Until these additional capacities come online, supply will remain constrained. And if AI demand maintains its current pace — which seems likely, given larger models and extensive cloud and enterprise deployments — the imbalance may persist beyond 2027.

Prices in euros: what do these figures mean for users

Talking about $28–30 per chip may seem abstract, but the real-world implications are straightforward:

  • A 16 Gb (2 GB) DRAM chip at around 27 euros means that a 16 GB module for PCs, which integrates multiple chips along with PCB, controllers, and markup, will have a much higher base cost.
  • In practice, analysts expect 32 GB and 64 GB DDR5 modules — now standard in enthusiast PCs and workstations — to remain expensive throughout 2026, with occasional dips but no return to 2022 prices.
  • For consoles and laptops, where memory is soldered or integrated into the SoC, the impact translates into less room to lower retail prices or more conservative memory configurations in budget models.

The BofA chart itself shows that the current level far exceeds any other in the last 25 years. Unlike previous cycles driven by isolated disasters or forecasting errors, this time the trigger is a structural shift in how the industry consumes memory.

From spot contracts to long-term agreements

An important aspect of SK Securities’ analysis is the shift in business models. In an environment where prices can double or triple in a quarter, nobody wants to rely solely on spot markets.

Server manufacturers, hyperscalers, and major cloud providers are pushing for long-term supply contracts, not only for HBM but also for:

  • Server DRAM
  • Modules for workstations and enterprise solutions
  • High-end consumer products, where predictability is critical

These contracts serve to:

  1. Secure volume in a tight market
  2. Smooth price curves by agreeing on less volatile adjustments or ranges
  3. Provide memory manufacturers with sufficient demand visibility to justify multimillion-dollar investments in new factories

All of this reinforces the supercycle narrative: high prices, multi-year visibility, and a central role for memory in the AI economy.

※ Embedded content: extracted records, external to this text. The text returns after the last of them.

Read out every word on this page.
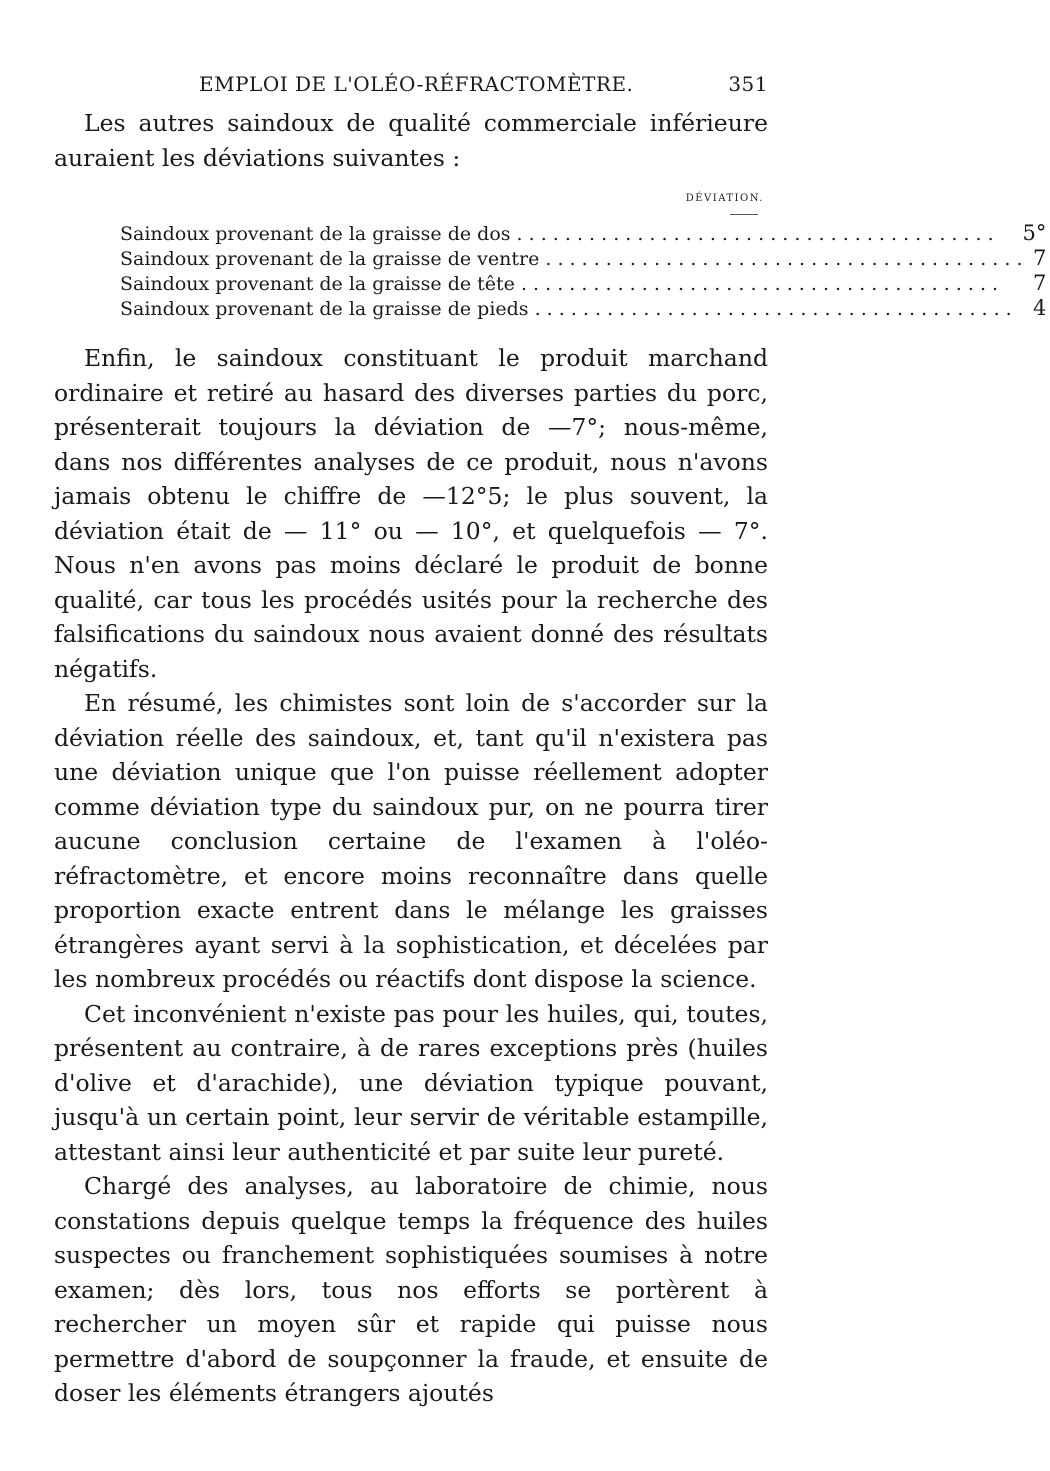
EMPLOI DE L'OLÉO-RÉFRACTOMÈTRE.	351

Les autres saindoux de qualité commerciale inférieure auraient les déviations suivantes :

DÉVIATION.
Saindoux provenant de la graisse de dos . . .	5°
Saindoux provenant de la graisse de ventre . . .	7
Saindoux provenant de la graisse de tête . . .	7
Saindoux provenant de la graisse de pieds . . .	4

Enfin, le saindoux constituant le produit marchand ordinaire et retiré au hasard des diverses parties du porc, présenterait toujours la déviation de —7°; nous-même, dans nos différentes analyses de ce produit, nous n'avons jamais obtenu le chiffre de —12°5; le plus souvent, la déviation était de — 11° ou — 10°, et quelquefois — 7°. Nous n'en avons pas moins déclaré le produit de bonne qualité, car tous les procédés usités pour la recherche des falsifications du saindoux nous avaient donné des résultats négatifs.

En résumé, les chimistes sont loin de s'accorder sur la déviation réelle des saindoux, et, tant qu'il n'existera pas une déviation unique que l'on puisse réellement adopter comme déviation type du saindoux pur, on ne pourra tirer aucune conclusion certaine de l'examen à l'oléo-réfractomètre, et encore moins reconnaître dans quelle proportion exacte entrent dans le mélange les graisses étrangères ayant servi à la sophistication, et décelées par les nombreux procédés ou réactifs dont dispose la science.

Cet inconvénient n'existe pas pour les huiles, qui, toutes, présentent au contraire, à de rares exceptions près (huiles d'olive et d'arachide), une déviation typique pouvant, jusqu'à un certain point, leur servir de véritable estampille, attestant ainsi leur authenticité et par suite leur pureté.

Chargé des analyses, au laboratoire de chimie, nous constations depuis quelque temps la fréquence des huiles suspectes ou franchement sophistiquées soumises à notre examen; dès lors, tous nos efforts se portèrent à rechercher un moyen sûr et rapide qui puisse nous permettre d'abord de soupçonner la fraude, et ensuite de doser les éléments étrangers ajoutés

A supercycle that eats into macroeconomics… and boosts valuations

Within this context, SK Securities maintains its “Overweight” recommendation on the semiconductor sector, with target prices of 170,000 won for Samsung Electronics and 1,000,000 won for SK hynix. The thesis is clear: the prolonged memory supercycle acts as a driver capable of offsetting even a challenging macro environment.

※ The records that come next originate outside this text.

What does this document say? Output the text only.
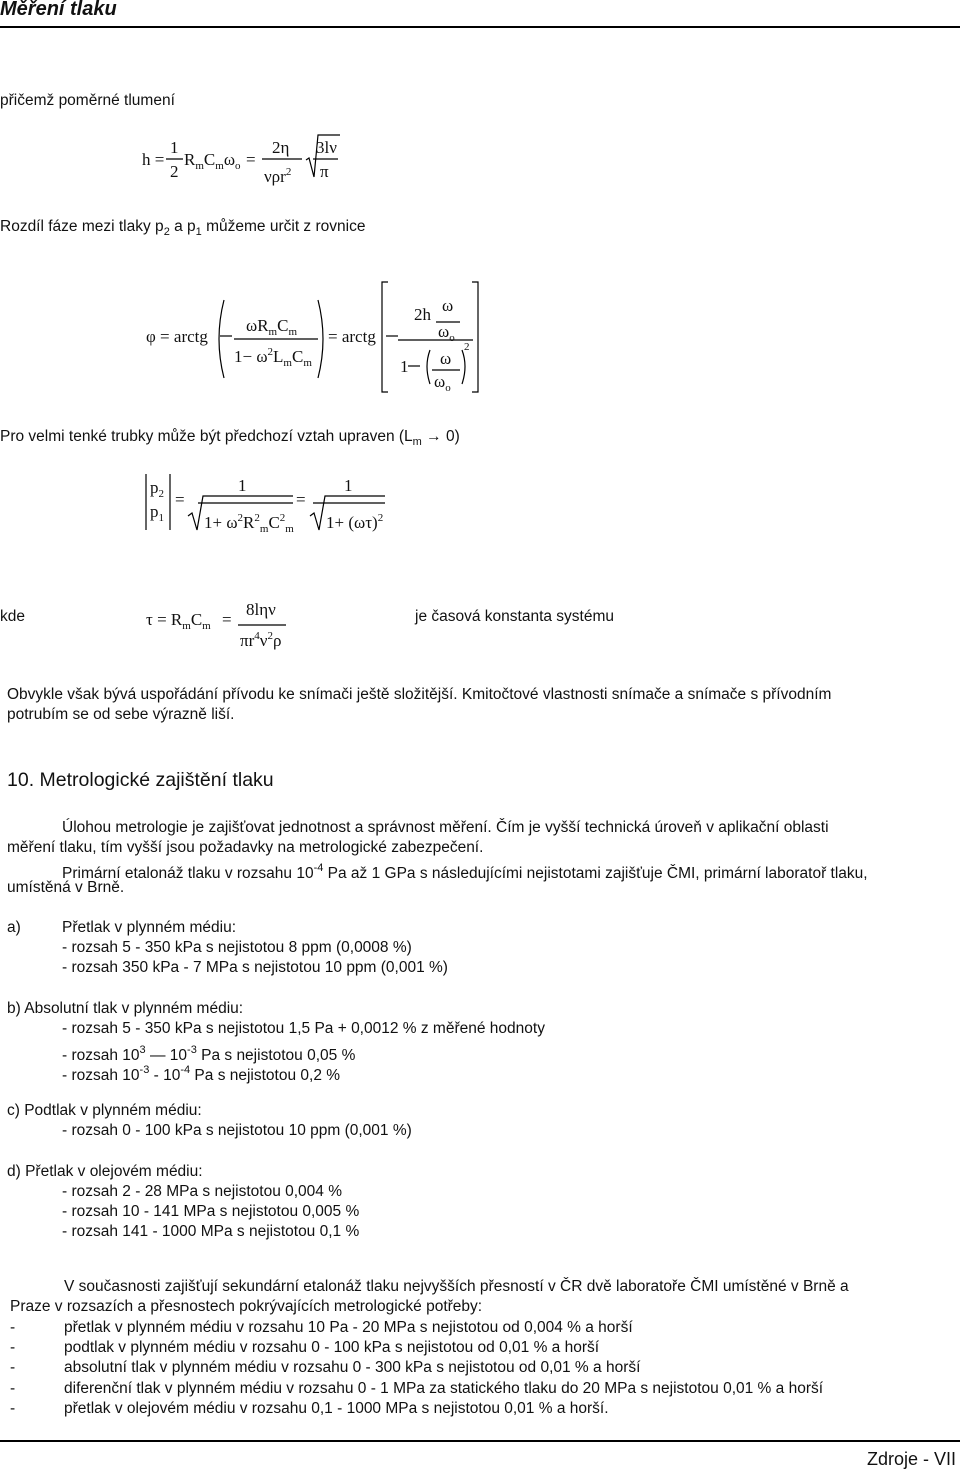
Měření tlaku
přičemž poměrné tlumení
h =
1
2
$R_mC_m\omega_o$ =
2η
νρr$^2$
3lν
π
Rozdíl fáze mezi tlaky $p_2$ a $p_1$ můžeme určit z rovnice
φ = arctg
$\omega R_mC_m$
$1- \omega^2L_mC_m$
= arctg
2h ω
$\omega_o$
1 ω
$\omega_o$
2
Pro velmi tenké trubky může být předchozí vztah upraven $(L_m \to 0)$
$p_2$
$p_1$
=
1
$1+ \omega^2R^2_mC^2_m$
=
1
$1+ (\omega\tau)^2$
kde	$\tau = R_mC_m$ =
8lην
$\pi r^4\nu^2\rho$
je časová konstanta systému
Obvykle však bývá uspořádání přívodu ke snímači ještě složitější. Kmitočtové vlastnosti snímače a snímače s přívodním
potrubím se od sebe výrazně liší.
10. Metrologické zajištění tlaku
Úlohou metrologie je zajišťovat jednotnost a správnost měření. Čím je vyšší technická úroveň v aplikační oblasti
měření tlaku, tím vyšší jsou požadavky na metrologické zabezpečení.
Primární etalonáž tlaku v rozsahu $10^{-4}$ Pa až 1 GPa s následujícími nejistotami zajišťuje ČMI, primární laboratoř tlaku,
umístěná v Brně.
a)	Přetlak v plynném médiu:
- rozsah 5 - 350 kPa s nejistotou 8 ppm (0,0008 %)
- rozsah 350 kPa - 7 MPa s nejistotou 10 ppm (0,001 %)
b) Absolutní tlak v plynném médiu:
- rozsah 5 - 350 kPa s nejistotou 1,5 Pa + 0,0012 % z měřené hodnoty
- rozsah $10^3$ — $10^{-3}$ Pa s nejistotou 0,05 %
- rozsah $10^{-3} - 10^{-4}$ Pa s nejistotou 0,2 %
c) Podtlak v plynném médiu:
- rozsah 0 - 100 kPa s nejistotou 10 ppm (0,001 %)
d) Přetlak v olejovém médiu:
- rozsah 2 - 28 MPa s nejistotou 0,004 %
- rozsah 10 - 141 MPa s nejistotou 0,005 %
- rozsah 141 - 1000 MPa s nejistotou 0,1 %
V současnosti zajišťují sekundární etalonáž tlaku nejvyšších přesností v ČR dvě laboratoře ČMI umístěné v Brně a
Praze v rozsazích a přesnostech pokrývajících metrologické potřeby:
-	přetlak v plynném médiu v rozsahu 10 Pa - 20 MPa s nejistotou od 0,004 % a horší
-	podtlak v plynném médiu v rozsahu 0 - 100 kPa s nejistotou od 0,01 % a horší
-	absolutní tlak v plynném médiu v rozsahu 0 - 300 kPa s nejistotou od 0,01 % a horší
-	diferenční tlak v plynném médiu v rozsahu 0 - 1 MPa za statického tlaku do 20 MPa s nejistotou 0,01 % a horší
-	přetlak v olejovém médiu v rozsahu 0,1 - 1000 MPa s nejistotou 0,01 % a horší.
Zdroje - VII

While other parts of the tech market debate AI bubbles and short-term corrections, the numbers from major memory producers continue climbing, both in sales and margins. Factories are operating near full capacity, the product mix is shifting toward higher-value solutions (HBM, server DDR5), and customers accept more rigid contracts in exchange for supply security.

And the end user? Patience… and realism

The outlook for everyday users is less optimistic. It seems likely that:

  • Upgrading PC RAM, buying a laptop with “lots” of memory, or building a home server will cost more, at least through 2025 and 2026.
  • Next-gen consoles or mid-cycle hardware revisions will have little room to increase memory capacity without raising prices.
  • Data centers and enterprises will need to rethink budgets and prioritize workloads that truly require cutting-edge memory versus those that can operate with more modest configurations.

Meanwhile, system designers will seek to optimize every gigabyte. Expect increased focus on memory compression, intelligent paging, offloading tasks to fast storage, and various tricks to maximize existing hardware.

2025 is not the end of the road, but a warning sign

The key takeaway from the price chart and SK Securities’ analysis is simple: 2025 is not a peak, but a warning that the industry has entered a new phase. The combination of:

  • Accelerated transition to HBM3E and HBM4
  • Exploding demand driven by generative AI and large models
  • Physical limitations on expanding manufacturing capacity

has fundamentally changed the game in the memory economy.

Until new factories from Samsung, SK hynix, and others reach full production — expected no earlier than 2027–2028 — DRAM and HBM shortages will remain the norm, not the exception. Consequently, prices in euros, already painful for large data centers, will continue to impact enthusiastic PC users’ wallets.